World Bank (2002) mengategorikan karakteristik penduduk miskin menurut komunitas, wilayah, rumah tangga, dan individu. Pada faktor komunitas, infrastruktur merupakan determinan utama kemiskinan. Keadaan infrastruktur sangat erat kaitannya dengan tingkat kesejahteraan masyarakat. Infrastruktur yang baik akan memudahkan masyarakat untuk melakukan aktivitas ekonomi maupun sosial kemasyarakatan, selain itu memudahkan investor untuk melakukan investasi di daerah yang bersangkutan. Indikator pembangunan infrastruktur yang penting adalah saluran irigasi, akses listrik, dan kondisi jalan utama transportasi. Indikator lain dari karakteristik faktor komunitas adalah akses yang sama terhadap usaha atau pekerjaan seperti keberadaan lembaga keuangan dan industri.
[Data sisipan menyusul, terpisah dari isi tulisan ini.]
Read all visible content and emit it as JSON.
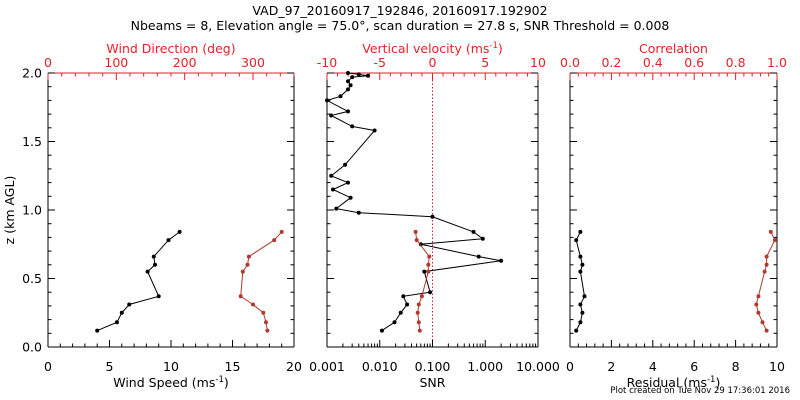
{
  "title_line1": "VAD_97_20160917_192846, 20160917.192902",
  "title_line2": "Nbeams = 8, Elevation angle = 75.0°, scan duration = 27.8 s, SNR Threshold = 0.008",
  "footer": "Plot created on Tue Nov 29 17:36:01 2016",
  "colors": {
    "primary": "#000000",
    "secondary": "#b03a2e",
    "top_axis": "#e8202a",
    "reference_line": "#d0202a"
  },
  "chart_data": [
    {
      "type": "line",
      "panel": "wind",
      "xlabel": "Wind Speed (ms",
      "xlabel_sup": "-1",
      "xlabel_tail": ")",
      "x2label": "Wind Direction (deg)",
      "ylabel": "z (km AGL)",
      "xlim": [
        0,
        20
      ],
      "x2lim": [
        0,
        360
      ],
      "ylim": [
        0,
        2
      ],
      "xticks": [
        "0",
        "5",
        "10",
        "15",
        "20"
      ],
      "x2ticks": [
        "0",
        "100",
        "200",
        "300"
      ],
      "yticks": [
        "0.0",
        "0.5",
        "1.0",
        "1.5",
        "2.0"
      ],
      "series": [
        {
          "axis": "x",
          "color": "#000000",
          "x": [
            4.0,
            5.6,
            6.0,
            6.6,
            9.0,
            8.1,
            8.7,
            8.6,
            9.8,
            10.7
          ],
          "y": [
            0.12,
            0.18,
            0.25,
            0.31,
            0.37,
            0.55,
            0.6,
            0.66,
            0.78,
            0.84
          ]
        },
        {
          "axis": "x2",
          "color": "#b03a2e",
          "x": [
            321,
            319,
            315,
            300,
            282,
            285,
            292,
            294,
            331,
            342
          ],
          "y": [
            0.12,
            0.18,
            0.25,
            0.31,
            0.37,
            0.55,
            0.6,
            0.66,
            0.78,
            0.84
          ]
        }
      ]
    },
    {
      "type": "line",
      "panel": "snr",
      "xscale": "log",
      "xlabel": "SNR",
      "x2label": "Vertical velocity (ms",
      "x2label_sup": "-1",
      "x2label_tail": ")",
      "xlim": [
        0.001,
        10
      ],
      "x2lim": [
        -10,
        10
      ],
      "ylim": [
        0,
        2
      ],
      "xticks": [
        {
          "value": 0.001,
          "label": "0.001"
        },
        {
          "value": 0.01,
          "label": "0.010"
        },
        {
          "value": 0.1,
          "label": "0.100"
        },
        {
          "value": 1,
          "label": "1.000"
        },
        {
          "value": 10,
          "label": "10.000"
        }
      ],
      "x2ticks": [
        "-10",
        "-5",
        "0",
        "5",
        "10"
      ],
      "reference_line_x2": 0,
      "series": [
        {
          "axis": "x",
          "color": "#000000",
          "x": [
            0.011,
            0.019,
            0.025,
            0.033,
            0.028,
            0.09,
            0.07,
            2.0,
            0.75,
            0.06,
            0.9,
            0.6,
            0.1,
            0.004,
            0.0015,
            0.0028,
            0.0013,
            0.0025,
            0.0012,
            0.0022,
            0.008,
            0.003,
            0.0012,
            0.0025,
            0.001,
            0.0018,
            0.0025,
            0.0028,
            0.0025,
            0.003,
            0.006,
            0.004,
            0.0025
          ],
          "y": [
            0.12,
            0.18,
            0.25,
            0.31,
            0.37,
            0.4,
            0.55,
            0.63,
            0.66,
            0.75,
            0.79,
            0.84,
            0.95,
            0.98,
            1.01,
            1.09,
            1.15,
            1.2,
            1.25,
            1.33,
            1.58,
            1.61,
            1.69,
            1.72,
            1.8,
            1.83,
            1.88,
            1.91,
            1.94,
            1.97,
            1.98,
            1.99,
            2.0
          ]
        },
        {
          "axis": "x2",
          "color": "#b03a2e",
          "x": [
            -1.2,
            -1.3,
            -1.4,
            -1.3,
            -1.0,
            -0.4,
            -0.4,
            -0.3,
            -1.5,
            -1.6
          ],
          "y": [
            0.12,
            0.18,
            0.25,
            0.31,
            0.37,
            0.55,
            0.6,
            0.66,
            0.78,
            0.84
          ]
        }
      ]
    },
    {
      "type": "line",
      "panel": "residual",
      "xlabel": "Residual (ms",
      "xlabel_sup": "-1",
      "xlabel_tail": ")",
      "x2label": "Correlation",
      "xlim": [
        0,
        10
      ],
      "x2lim": [
        0,
        1
      ],
      "ylim": [
        0,
        2
      ],
      "xticks": [
        "0",
        "2",
        "4",
        "6",
        "8",
        "10"
      ],
      "x2ticks": [
        "0.0",
        "0.2",
        "0.4",
        "0.6",
        "0.8",
        "1.0"
      ],
      "series": [
        {
          "axis": "x",
          "color": "#000000",
          "x": [
            0.3,
            0.5,
            0.6,
            0.5,
            0.7,
            0.5,
            0.6,
            0.5,
            0.3,
            0.5
          ],
          "y": [
            0.12,
            0.18,
            0.25,
            0.31,
            0.37,
            0.55,
            0.6,
            0.66,
            0.78,
            0.84
          ]
        },
        {
          "axis": "x2",
          "color": "#b03a2e",
          "x": [
            0.95,
            0.93,
            0.91,
            0.9,
            0.91,
            0.94,
            0.95,
            0.95,
            0.99,
            0.97
          ],
          "y": [
            0.12,
            0.18,
            0.25,
            0.31,
            0.37,
            0.55,
            0.6,
            0.66,
            0.78,
            0.84
          ]
        }
      ]
    }
  ]
}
Selain itu, dengan semakin membaiknya sektor infrastruktur, selain berdampak pada kemajuan suatu komunitas, juga akan berdampak pada semakin majunya wilayah tertentu. Pusat-pusat kegiatan baik administratif maupun jasa akan berkembang seiring dengan majunya suatu wilayah tertentu. Hal yang bisa dilakukan dalam hubungannya dengan perbaikan sektor rumah tangga adalah mendorong pemerataan tingkat pendapatan. Dengan membaiknya pendapatan rumah tangga akan berdampak luas, baik untuk sektor industri, PAD suatu daerah, dan rumah tangga itu sendiri.
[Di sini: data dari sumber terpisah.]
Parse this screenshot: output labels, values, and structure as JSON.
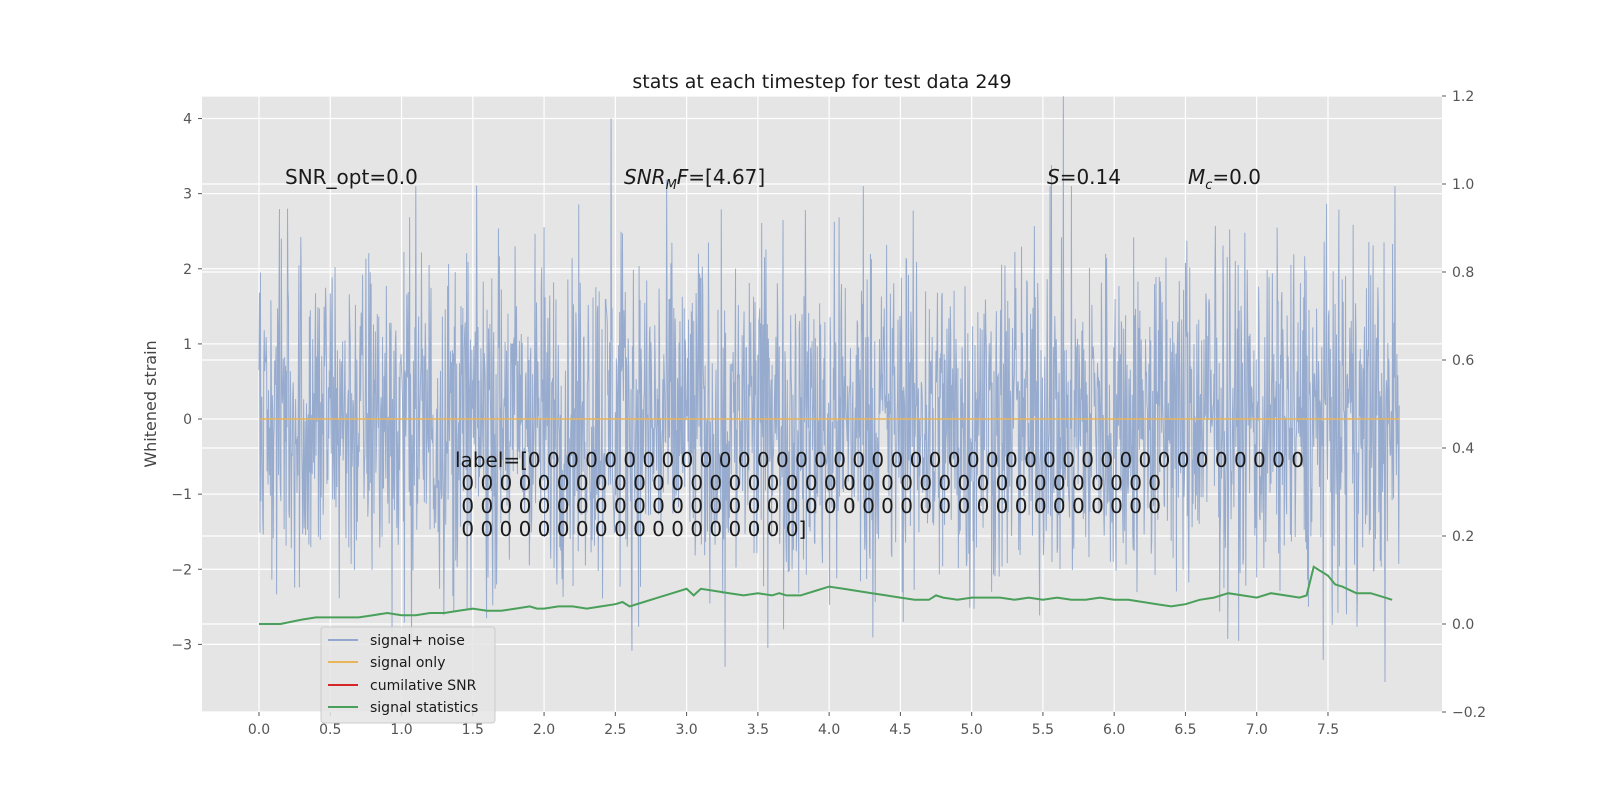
{
  "chart_data": {
    "type": "line",
    "title": "stats at each timestep for test data 249",
    "ylabel": "Whitened strain",
    "y2label": "",
    "xlim": [
      -0.4,
      8.3
    ],
    "ylim": [
      -3.9,
      4.3
    ],
    "y2lim": [
      -0.2,
      1.2
    ],
    "x_ticks": [
      "0.0",
      "0.5",
      "1.0",
      "1.5",
      "2.0",
      "2.5",
      "3.0",
      "3.5",
      "4.0",
      "4.5",
      "5.0",
      "5.5",
      "6.0",
      "6.5",
      "7.0",
      "7.5"
    ],
    "y_ticks": [
      "4",
      "3",
      "2",
      "1",
      "0",
      "−1",
      "−2",
      "−3"
    ],
    "y2_ticks": [
      "1.2",
      "1.0",
      "0.8",
      "0.6",
      "0.4",
      "0.2",
      "0.0",
      "−0.2"
    ],
    "grid": true,
    "legend_position": "lower-left",
    "background_color": "#e5e5e5",
    "annotations": {
      "snr_opt": "SNR_opt=0.0",
      "snr_mf_base": "SNR",
      "snr_mf_sub": "M",
      "snr_mf_rest": "F=[4.67]",
      "s_var": "S",
      "s_rest": "=0.14",
      "mc_var": "M",
      "mc_sub": "c",
      "mc_rest": "=0.0",
      "label_lines": [
        "label=[0 0 0 0 0 0 0 0 0 0 0 0 0 0 0 0 0 0 0 0 0 0 0 0 0 0 0 0 0 0 0 0 0 0 0 0 0 0 0 0 0",
        " 0 0 0 0 0 0 0 0 0 0 0 0 0 0 0 0 0 0 0 0 0 0 0 0 0 0 0 0 0 0 0 0 0 0 0 0 0",
        " 0 0 0 0 0 0 0 0 0 0 0 0 0 0 0 0 0 0 0 0 0 0 0 0 0 0 0 0 0 0 0 0 0 0 0 0 0",
        " 0 0 0 0 0 0 0 0 0 0 0 0 0 0 0 0 0 0]"
      ]
    },
    "series": [
      {
        "name": "signal+ noise",
        "color": "#92a8cc",
        "axis": "left",
        "x_range": [
          0.0,
          8.0
        ],
        "typical_amplitude": 1.8,
        "peak_points": [
          [
            0.2,
            2.8
          ],
          [
            1.1,
            3.1
          ],
          [
            2.47,
            4.0
          ],
          [
            3.27,
            -3.3
          ],
          [
            4.24,
            3.1
          ],
          [
            4.52,
            -2.7
          ],
          [
            5.55,
            3.1
          ],
          [
            7.63,
            -2.6
          ],
          [
            7.9,
            -3.5
          ],
          [
            7.97,
            3.1
          ]
        ]
      },
      {
        "name": "signal only",
        "color": "#e8b55a",
        "axis": "left",
        "x": [
          0.0,
          8.0
        ],
        "y": [
          0.0,
          0.0
        ]
      },
      {
        "name": "cumilative SNR",
        "color": "#d62728",
        "axis": "right",
        "x": [],
        "y": []
      },
      {
        "name": "signal statistics",
        "color": "#4aa05a",
        "axis": "right",
        "x": [
          0.0,
          0.15,
          0.3,
          0.4,
          0.5,
          0.6,
          0.7,
          0.8,
          0.9,
          1.0,
          1.1,
          1.2,
          1.3,
          1.4,
          1.5,
          1.6,
          1.7,
          1.8,
          1.9,
          1.95,
          2.0,
          2.1,
          2.2,
          2.3,
          2.4,
          2.5,
          2.55,
          2.6,
          2.7,
          2.8,
          2.9,
          3.0,
          3.05,
          3.1,
          3.2,
          3.3,
          3.4,
          3.5,
          3.6,
          3.65,
          3.7,
          3.8,
          3.9,
          4.0,
          4.1,
          4.2,
          4.3,
          4.4,
          4.5,
          4.6,
          4.7,
          4.75,
          4.8,
          4.9,
          5.0,
          5.1,
          5.2,
          5.3,
          5.4,
          5.5,
          5.6,
          5.7,
          5.8,
          5.9,
          6.0,
          6.1,
          6.2,
          6.3,
          6.4,
          6.5,
          6.6,
          6.7,
          6.8,
          6.9,
          7.0,
          7.1,
          7.2,
          7.3,
          7.35,
          7.4,
          7.5,
          7.55,
          7.6,
          7.7,
          7.8,
          7.9,
          7.95
        ],
        "y": [
          0.0,
          0.0,
          0.01,
          0.015,
          0.015,
          0.015,
          0.015,
          0.02,
          0.025,
          0.02,
          0.02,
          0.025,
          0.025,
          0.03,
          0.035,
          0.03,
          0.03,
          0.035,
          0.04,
          0.035,
          0.035,
          0.04,
          0.04,
          0.035,
          0.04,
          0.045,
          0.05,
          0.04,
          0.05,
          0.06,
          0.07,
          0.08,
          0.065,
          0.08,
          0.075,
          0.07,
          0.065,
          0.07,
          0.065,
          0.07,
          0.065,
          0.065,
          0.075,
          0.085,
          0.08,
          0.075,
          0.07,
          0.065,
          0.06,
          0.055,
          0.055,
          0.065,
          0.06,
          0.055,
          0.06,
          0.06,
          0.06,
          0.055,
          0.06,
          0.055,
          0.06,
          0.055,
          0.055,
          0.06,
          0.055,
          0.055,
          0.05,
          0.045,
          0.04,
          0.045,
          0.055,
          0.06,
          0.07,
          0.065,
          0.06,
          0.07,
          0.065,
          0.06,
          0.065,
          0.13,
          0.11,
          0.09,
          0.085,
          0.07,
          0.07,
          0.06,
          0.055
        ]
      }
    ]
  }
}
Pembangunan tiga sektor tersebut akan semakin mudah dengan didukung oleh kemauan untuk merubah individu yang bersangkutan. Hal ini bisa dilakukan misalnya dengan perbaikan kualitas SDM. Dengan semakin baiknya kualitas SDM individu maka akan menambah daya saing antara individu satu dengan lainnya. Sehingga perekonomian akan semakin baik sejalan dengan membaiknya kualitas individu.
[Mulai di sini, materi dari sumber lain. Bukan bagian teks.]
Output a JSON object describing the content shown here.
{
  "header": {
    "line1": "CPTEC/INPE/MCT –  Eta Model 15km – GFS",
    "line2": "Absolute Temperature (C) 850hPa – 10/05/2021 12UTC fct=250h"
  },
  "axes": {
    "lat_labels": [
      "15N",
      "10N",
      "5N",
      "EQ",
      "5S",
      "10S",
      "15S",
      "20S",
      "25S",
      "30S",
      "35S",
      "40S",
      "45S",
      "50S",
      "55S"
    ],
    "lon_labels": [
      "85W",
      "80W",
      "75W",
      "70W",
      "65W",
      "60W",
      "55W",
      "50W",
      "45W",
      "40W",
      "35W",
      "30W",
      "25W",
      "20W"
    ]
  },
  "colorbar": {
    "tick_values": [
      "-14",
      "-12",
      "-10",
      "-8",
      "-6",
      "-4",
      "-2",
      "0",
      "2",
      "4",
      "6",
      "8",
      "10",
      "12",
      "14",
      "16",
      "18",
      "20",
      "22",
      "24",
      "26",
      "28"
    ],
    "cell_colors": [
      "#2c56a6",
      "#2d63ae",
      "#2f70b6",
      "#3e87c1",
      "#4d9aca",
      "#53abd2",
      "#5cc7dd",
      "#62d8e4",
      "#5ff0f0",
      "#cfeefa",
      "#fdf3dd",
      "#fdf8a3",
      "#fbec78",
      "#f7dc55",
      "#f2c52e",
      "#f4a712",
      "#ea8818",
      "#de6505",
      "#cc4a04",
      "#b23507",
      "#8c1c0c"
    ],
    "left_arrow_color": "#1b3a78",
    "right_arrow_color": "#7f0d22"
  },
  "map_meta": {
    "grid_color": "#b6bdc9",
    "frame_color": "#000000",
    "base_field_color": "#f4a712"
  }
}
Banyak penelitian yang sudah membahas mengenai faktor penyebab kemiskinan. Salah satunya dilakukan oleh Rokhana dan Sutikno (2010). Rokhana dan Sutikno meneliti mengenai permodelan spasial pada hubungan antara aset kehidupan masyarakat Jawa Timur dalam memenuhi kebutuhan pangan terhadap kemiskinan. Dari hasil penelitian yang dilakukan terlihat bahwa salah satu faktor dominan yang berpengaruh pada kemiskinan perdesaan adalah kepemilikan aset. Kemudian Rumiati dkk (2005) melakukan penelitian penyusunan indikator kemiskinan untuk wilayah perkotaan dengan metode analisis faktor, kluster, dan diskriminan. Variabel-variabel pembentuk indikator tersebut di antaranya rata-rata pengeluaran per kapita/bulan, rata-rata pengeluaran non makanan per kapita/bulan, sewa kontrak perumahan/kapita/tahun, aneka barang dan jasa/kapita/bulan, pakaian, alas kaki, dan tutup kepala/kapita/tahun, pengeluaran untuk nilai listrik/bulan, pengeluaran untuk listrik/telepon/air/BBM untuk memasak dll/bulan, luas lantai, pengeluaran untuk konsumsi daging/kapita, pengeluaran untuk ikan/kapita. Kriteria penentuan penduduk miskin yang berbeda maka mempengaruhi kebijakan yang diberikan kepada daerah masing-masing. Suatu analisis permodelan regresi untuk mengetahui faktor-faktor yang mempengaruhi angka kemiskinan yang dipengaruhi oleh karakteristik wilayah adalah sangat penting. Permodelan tersebut adalah model spasial. Pengamatan di wilayah tertentu dipengaruhi oleh pengamatan di lokasi lain.